One of the best things about lockdown has been cycling. Faster than walking, less jarring than jogging, it feels like I’m flowing through our local almost-countryside. A combination of flattish roads and our cheapy old bikes makes it easily manageable yet demanding enough to feel nobly exercised. I love the deceptive simplicity of the movement and its accessibility to all ages, shapes and sizes. Like that other great milestone of childhood, learning to read, bike-riding seems impossible to master before you do, and impossible to forget once you have. Both achievements bring freedom, exercise and cheap travel for the body and mind. So bicycles fit perfectly into children’s stories. Here are a few wheelie wonders: The Noddy Books by Enid Blyton
The series kicked off in 1949 with Big Ears falling off his bike, and the little red two-wheeler trundles through all of the 24 Noddy books.

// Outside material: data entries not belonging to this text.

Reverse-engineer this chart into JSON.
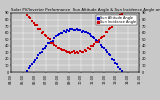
{
  "title_left": "Solar PV/Inverter Performance  Sun Altitude Angle & Sun Incidence Angle on PV Panels",
  "series": [
    {
      "label": "Sun Altitude Angle",
      "color": "#0000cc",
      "markersize": 0.8
    },
    {
      "label": "Sun Incidence Angle",
      "color": "#cc0000",
      "markersize": 0.8
    }
  ],
  "background_color": "#c8c8c8",
  "plot_bg_color": "#c8c8c8",
  "grid_color": "#ffffff",
  "ylim": [
    0,
    90
  ],
  "yticks": [
    0,
    10,
    20,
    30,
    40,
    50,
    60,
    70,
    80,
    90
  ],
  "title_fontsize": 2.8,
  "tick_fontsize": 2.5,
  "legend_fontsize": 2.5,
  "n_points": 80,
  "peak_alt": 65,
  "min_inc": 30
}
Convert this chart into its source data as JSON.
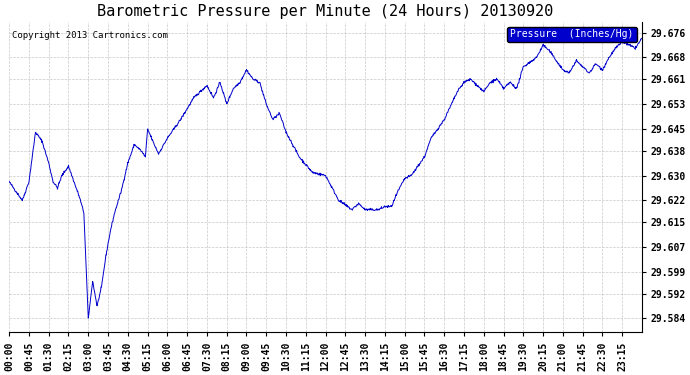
{
  "title": "Barometric Pressure per Minute (24 Hours) 20130920",
  "copyright": "Copyright 2013 Cartronics.com",
  "legend_label": "Pressure  (Inches/Hg)",
  "legend_bg": "#0000cc",
  "legend_text_color": "#ffffff",
  "line_color": "#0000cc",
  "background_color": "#ffffff",
  "grid_color": "#bbbbbb",
  "yticks": [
    29.584,
    29.592,
    29.599,
    29.607,
    29.615,
    29.622,
    29.63,
    29.638,
    29.645,
    29.653,
    29.661,
    29.668,
    29.676
  ],
  "ylim": [
    29.5795,
    29.6795
  ],
  "xtick_labels": [
    "00:00",
    "00:45",
    "01:30",
    "02:15",
    "03:00",
    "03:45",
    "04:30",
    "05:15",
    "06:00",
    "06:45",
    "07:30",
    "08:15",
    "09:00",
    "09:45",
    "10:30",
    "11:15",
    "12:00",
    "12:45",
    "13:30",
    "14:15",
    "15:00",
    "15:45",
    "16:30",
    "17:15",
    "18:00",
    "18:45",
    "19:30",
    "20:15",
    "21:00",
    "21:45",
    "22:30",
    "23:15"
  ],
  "title_fontsize": 11,
  "axis_fontsize": 7,
  "copyright_fontsize": 6.5,
  "figsize": [
    6.9,
    3.75
  ],
  "dpi": 100
}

The Jolly Postman by Janet and Allen Ahlberg
How else would the chubby postie deliver his letters to fairy tale characters but in rhyme and by bicycle?
Chimp and Zee by Laurence Anholt
The pair of chimp messers cause trouble when Mumkey cycles them to the shops for bananas.
Richard Scarry books
Lowly Worm is never far from a bicycle in these packed pictorial precursors to Where’s Wally.
The Paperboy by Dav Pilkey
In this Caldecott Honor Award winner, a paperboy cycles on his rounds alongside his dog through the silence and beauty of the early morning.
Hero on a Bicycle by Shirley Hughes
This middle grade adventure, set in Nazi-occupied Florence, follows Paulo’s family who take in escaped prisoners of war. Paulo and his sister do their bit for the Resistance on a bicycle.
Five get into Trouble by Enid Blyton
They’re often on bikes – unsurprisingly given the times; the series was written between 1942-63. In this eighth book out of 21 (how did she do it?) the four children, with Timmy the dog somehow in tow, jump on to their bikes for a thrilling cycling holiday with a kidnap thrown in for larks.
There are so many more, from Liesel and Rudy in Marcus Zusak’s The Book Thief, to Quentin Blakes’s Mrs Armitage on Wheels. But the best cycling character of all has to be Miss Almira Gulch who rides off with Dorothy’s dog Toto in her panier, then morphs traunatically into the witch on a bike in the middle of the tornado (originally called a cyclone in L Frank Baum’s Book The Wonderful Wizard of Oz). Definitely the scariest film image ever.